Credit: https://www.lifespan.io/news/evolution-wont-stop-aging-any-time-soon-but-medicine-might/
New study shows that medicine - not evolution - holds the key to lifestyle expansion
July 26, 2021
- New research using 39 human and nonhuman private datasets showed that biological constraints determine the rate of human aging.
- The team linked drastic improvements in human lifespan over the last 150 years to reduced mortality at younger ages.
- Researchers inferred that it is up to longevity research — not evolution — to overcome biological constraints and push the limits for human lifespan much further.
A new study has demonstrated that evolution alone cannot overcome the biological constraints of aging.
The research was published in June 2021 in Nature Communications. Scientists aimed to investigate the ‘invariant rate of aging’ hypothesis, which suggests that the rate of aging is fixed within a species. The team studied a collection of 39 human and nonhuman primate datasets across seven genera (species groups).
Human life expectancy has increased drastically since the mid-1800s. People in many different parts of the world lived to only about the age of 40 by the 1850s. In stark contrast, the United Nations estimated an average global life expectancy of 72.6 years in 2019.
While these gains have been impressive, they have resulted from changing the environment to reduce mortality at younger ages. There’s no evidence that evolution itself has helped slow down the rate of aging.
The authors of the study implied that within a given species, biological factors are the ultimate determinants of longevity. This effectively means there are intrinsic constraints on how much we can slow the human rate of aging. While these findings are truly eye-opening, they elicited debate in the industry and a barrage of misrepresentation by numerous media outlets.
Much of the confusion seems to come from the ‘fixed’ aspect.
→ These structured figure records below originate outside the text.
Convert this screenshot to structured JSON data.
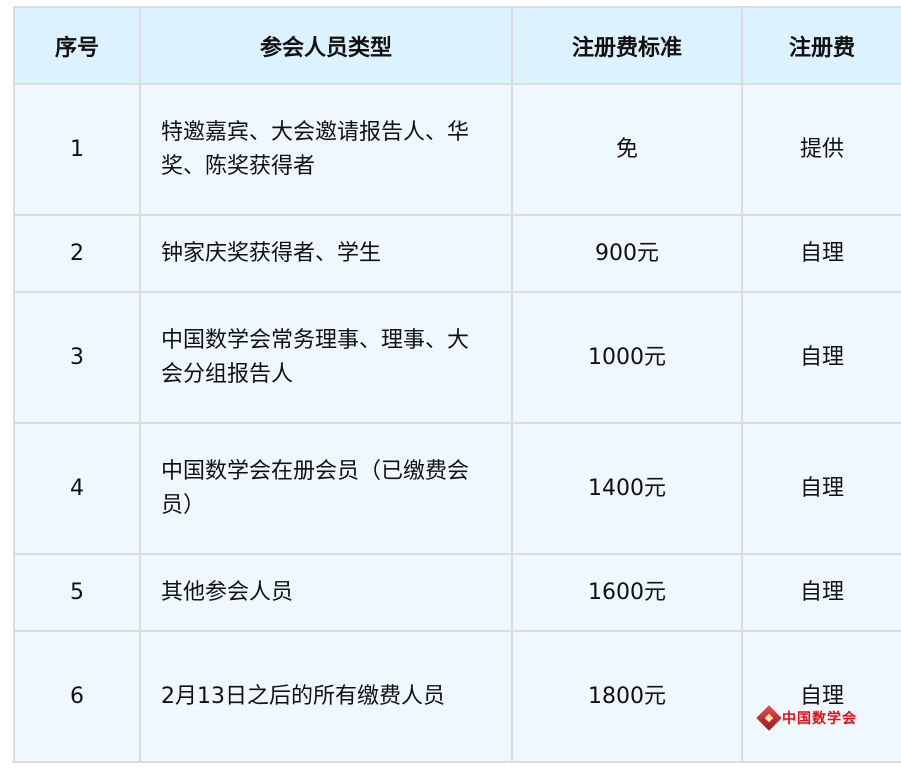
{
  "headers": [
    "序号",
    "参会人员类型",
    "注册费标准",
    "注册费"
  ],
  "rows": [
    {
      "no": "1",
      "type": "特邀嘉宾、大会邀请报告人、华奖、陈奖获得者",
      "standard": "免",
      "fee": "提供"
    },
    {
      "no": "2",
      "type": "钟家庆奖获得者、学生",
      "standard": "900元",
      "fee": "自理"
    },
    {
      "no": "3",
      "type": "中国数学会常务理事、理事、大会分组报告人",
      "standard": "1000元",
      "fee": "自理"
    },
    {
      "no": "4",
      "type": "中国数学会在册会员（已缴费会员）",
      "standard": "1400元",
      "fee": "自理"
    },
    {
      "no": "5",
      "type": "其他参会人员",
      "standard": "1600元",
      "fee": "自理"
    },
    {
      "no": "6",
      "type": "2月13日之后的所有缴费人员",
      "standard": "1800元",
      "fee": "自理"
    }
  ],
  "watermark": {
    "text": "中国数学会",
    "color": "#e01010"
  },
  "colors": {
    "header_bg": "#dcf2fe",
    "body_bg": "#f0f8ff",
    "border": "#dcdcdc"
  }
}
However, by stating that there are biological constraints that determine the rate of human aging, this is not to say that aging is inevitable, fixed, and unchangeable. In the context of the paper, ‘invariant rate’ is not set in stone. The researchers intended to say there is ‘quite limited’ variation in the rate of aging because biological factors have a stronger effect than environmental factors.
A study of human lifespan over the last 150 years demonstrated that improving environmental factors affects demographics, increases life expectancy, and lifespan equality. However, this research asserted that humans will need to tackle the evolved biological constraints on lifespan to accomplish much more. This is precisely the challenge that longevity research aims to overcome.
Ultimately, the research showed that humans will eventually run out of environmental improvements and turn to biological interventions to stop or reverse aging. But experts are optimistic that ongoing efforts in anti-aging research will succeed in outmaneuvering the constraints identified in the study. Anti-aging pills, epigenetic engineering solutions that revert the age of cells, and mechanisms that literary turn back the hand of time may be just around the corner.